Regarding clinical presentations, our study revealed that clinical symptoms seem to be similar for both patients. Indeed, we observed that patients presented intermittent fevers with peaks around 39°C, arthralgia, and headache were present. Some signs such as the presence of an altered gait, incontinence, a reduced Glasgow Coma Scale, that is, altered state of consciousness, could suggest a neurologic evolution of the disease.16 However, a small difference in symptom between the two patients exist, the first patient presented impaired consciousness with Glasgow Coma Scale 9/15 and a meningeal syndrome. The second patient had acute mastoiditis. These symptoms are not really for HAT. Thus, early-stage symptoms may be vague and non-specific which may delay the clinical suspicion and diagnosis17,18 and with no clear clinical indication to distinguish between the two different stages of the disease, disease can evolve from hemolymphatic to encephalitic stage insidiously.17

The two patients received a combination of eflornithine and nifurtimox (NECT) which is the first-line anti-parasitic treatment recommended by the WHO for the treatment of second-stage of HAT due to T. b. gambiense.1921 After treatment, only one patient (Indonesian) recovered successfully with the improvement of his biological markers CRP and hemoglobin. However, the second patient who was native of Gabon died, despite that the clinical portrait was improving. We believe that this is due to the late management of the disease, indeed this patient presented himself with an advanced infection showing general health degradation, second-stage of HAT with altered state of consciousness, severe anemia and a high CRP.

Conclusion

We report here two cases of HAT caused by T. b. gambiense in two historical foci of the disease. This case report testifies that HAT remains a public health problem in Gabon and that prompt management of infected people is necessary to prevent mortality and morbidity. Despite the death of one of two patients reported here, this study reveals the effectiveness of the treatment recommended by WHO in case of HAT infection. However, there remains a pressing need to develop a strategy for surveillance of this disease. To finish, we suggest that the Public Health Department of Gabon engage in awareness campaigns for at-risk populations living near high-risk areas of transmission such as the forest, mangrove, swamp, and also for workers or people transiting through those areas.

Acknowledgments

We express our thanks to Dr Jean Sylvain Koumba for its supporting and Remi Charlebois for the English editing of all manuscript and their comments. We acknowledge especially the different teams of CIRMF and HIAOBO which participated in this study.

Footnotes

Author contributions: All authors made substantial contributions to the investigations presented in this manuscript. LB and BAI drafted the manuscript, analyzed, and interpreted the data. MGD supervised this work, drafted, and revised the manuscript. BBM analyzed the samples and revised the first draft. BAI and LGM participated in sanitary surveillance of patients in the acquisition of the clinical data with contributions of JRN. All authors have critically revised and approved the final manuscript.

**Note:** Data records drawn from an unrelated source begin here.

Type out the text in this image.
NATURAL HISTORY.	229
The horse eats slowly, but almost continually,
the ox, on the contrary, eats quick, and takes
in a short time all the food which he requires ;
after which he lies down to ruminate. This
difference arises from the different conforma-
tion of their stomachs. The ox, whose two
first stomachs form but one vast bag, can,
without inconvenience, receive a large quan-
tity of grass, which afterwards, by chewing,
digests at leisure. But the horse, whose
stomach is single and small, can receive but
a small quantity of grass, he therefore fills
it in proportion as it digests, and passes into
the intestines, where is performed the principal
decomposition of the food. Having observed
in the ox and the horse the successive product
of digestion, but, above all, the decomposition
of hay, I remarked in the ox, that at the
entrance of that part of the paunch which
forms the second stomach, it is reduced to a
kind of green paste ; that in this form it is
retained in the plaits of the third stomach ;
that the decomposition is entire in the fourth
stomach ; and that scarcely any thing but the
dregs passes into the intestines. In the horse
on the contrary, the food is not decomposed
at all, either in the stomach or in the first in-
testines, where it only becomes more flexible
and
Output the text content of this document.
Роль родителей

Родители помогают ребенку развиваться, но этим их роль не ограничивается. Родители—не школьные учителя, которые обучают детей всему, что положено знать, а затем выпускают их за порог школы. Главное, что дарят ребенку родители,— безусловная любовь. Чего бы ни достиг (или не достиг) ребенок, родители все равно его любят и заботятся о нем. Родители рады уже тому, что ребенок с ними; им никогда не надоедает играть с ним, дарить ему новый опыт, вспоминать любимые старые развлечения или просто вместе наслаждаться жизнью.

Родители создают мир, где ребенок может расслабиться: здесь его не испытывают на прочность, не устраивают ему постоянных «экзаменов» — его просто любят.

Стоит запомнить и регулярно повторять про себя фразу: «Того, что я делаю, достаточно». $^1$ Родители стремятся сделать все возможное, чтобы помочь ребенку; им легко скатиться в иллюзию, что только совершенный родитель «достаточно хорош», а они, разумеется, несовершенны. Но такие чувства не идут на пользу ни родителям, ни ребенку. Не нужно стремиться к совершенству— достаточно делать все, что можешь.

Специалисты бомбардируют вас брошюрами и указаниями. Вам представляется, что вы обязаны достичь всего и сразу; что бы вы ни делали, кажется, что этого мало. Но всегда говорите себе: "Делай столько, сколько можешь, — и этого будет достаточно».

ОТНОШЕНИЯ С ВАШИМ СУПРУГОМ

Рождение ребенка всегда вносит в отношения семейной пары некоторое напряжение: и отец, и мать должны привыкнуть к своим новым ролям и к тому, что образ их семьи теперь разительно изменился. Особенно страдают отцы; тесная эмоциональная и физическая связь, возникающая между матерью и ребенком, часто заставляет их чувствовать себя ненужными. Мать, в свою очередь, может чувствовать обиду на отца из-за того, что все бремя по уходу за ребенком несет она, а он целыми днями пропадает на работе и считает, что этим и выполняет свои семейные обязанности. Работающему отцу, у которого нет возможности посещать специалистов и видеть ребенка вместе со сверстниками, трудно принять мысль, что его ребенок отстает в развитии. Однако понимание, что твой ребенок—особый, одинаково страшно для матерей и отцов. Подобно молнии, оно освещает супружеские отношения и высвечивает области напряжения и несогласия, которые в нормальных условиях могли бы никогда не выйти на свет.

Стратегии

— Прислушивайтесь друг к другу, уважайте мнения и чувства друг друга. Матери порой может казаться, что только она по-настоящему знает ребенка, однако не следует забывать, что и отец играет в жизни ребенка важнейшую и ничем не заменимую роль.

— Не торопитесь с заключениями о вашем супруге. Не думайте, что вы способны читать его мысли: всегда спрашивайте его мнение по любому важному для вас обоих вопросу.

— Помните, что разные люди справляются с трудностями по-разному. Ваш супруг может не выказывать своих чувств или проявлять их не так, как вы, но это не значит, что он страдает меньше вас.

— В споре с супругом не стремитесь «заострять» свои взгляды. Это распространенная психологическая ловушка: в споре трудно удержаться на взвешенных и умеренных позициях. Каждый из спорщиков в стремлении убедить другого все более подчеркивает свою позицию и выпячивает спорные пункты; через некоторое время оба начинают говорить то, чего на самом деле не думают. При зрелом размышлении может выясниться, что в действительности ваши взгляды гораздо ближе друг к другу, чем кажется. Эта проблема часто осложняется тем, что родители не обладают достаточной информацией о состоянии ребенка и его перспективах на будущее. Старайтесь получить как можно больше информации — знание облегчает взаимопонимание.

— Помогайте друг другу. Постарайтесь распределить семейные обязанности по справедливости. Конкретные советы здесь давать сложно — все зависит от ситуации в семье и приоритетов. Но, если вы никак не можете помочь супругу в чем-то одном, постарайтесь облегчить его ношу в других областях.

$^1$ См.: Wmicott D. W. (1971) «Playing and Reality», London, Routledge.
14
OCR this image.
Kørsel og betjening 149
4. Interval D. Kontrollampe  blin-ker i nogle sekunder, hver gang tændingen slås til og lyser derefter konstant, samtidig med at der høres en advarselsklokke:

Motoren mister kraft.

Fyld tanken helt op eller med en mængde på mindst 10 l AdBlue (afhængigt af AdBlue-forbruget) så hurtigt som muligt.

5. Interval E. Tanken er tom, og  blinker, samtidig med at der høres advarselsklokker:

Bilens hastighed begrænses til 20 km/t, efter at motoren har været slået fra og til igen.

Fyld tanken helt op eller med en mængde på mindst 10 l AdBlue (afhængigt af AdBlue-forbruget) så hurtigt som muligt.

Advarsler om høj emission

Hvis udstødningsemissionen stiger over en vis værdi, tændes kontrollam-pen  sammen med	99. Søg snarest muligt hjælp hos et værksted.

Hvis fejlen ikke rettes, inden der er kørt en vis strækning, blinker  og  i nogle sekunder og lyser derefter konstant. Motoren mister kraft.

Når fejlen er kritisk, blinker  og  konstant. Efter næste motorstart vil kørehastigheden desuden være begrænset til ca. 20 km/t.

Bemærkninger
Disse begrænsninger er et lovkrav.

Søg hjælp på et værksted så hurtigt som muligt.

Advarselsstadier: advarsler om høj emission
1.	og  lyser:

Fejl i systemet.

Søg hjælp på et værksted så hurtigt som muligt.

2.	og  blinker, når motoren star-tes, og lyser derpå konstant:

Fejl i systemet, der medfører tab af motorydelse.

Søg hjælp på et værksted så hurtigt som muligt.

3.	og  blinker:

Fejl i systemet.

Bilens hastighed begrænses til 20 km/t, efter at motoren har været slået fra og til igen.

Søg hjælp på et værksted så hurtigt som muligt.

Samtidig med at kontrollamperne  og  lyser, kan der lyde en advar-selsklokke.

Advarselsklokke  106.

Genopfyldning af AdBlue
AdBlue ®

Declaration of conflicting interests: The author(s) declared no potential conflicts of interest with respect to the research, authorship, and/or publication of this article.

Ethical approval: This study was done according to the Declaration of Helsinki II. It was approved by the Ethics Committee of our institute (Hôpital d’Instruction des Armées Omar Bongo Ondimba).

Funding: The author(s) disclosed receipt of the following financial support for the research, authorship, and/or publication of this article: This study was funded by Centre International de Recherches Médicales de Franceville (CIRMF) and Médecine Interne-Hôpital d’Instruction des Armées Omar Bongo Ondimba (HIAOBO). The CIRMF is supported by the Government of Gabon, Total-Fina-Elf Gabon, and the Ministère de la Coopération Française. The HIAOBO is supported by the Government of Gabon.

Informed consent: Written informed consent was obtained from the patient and family of the deceased patient.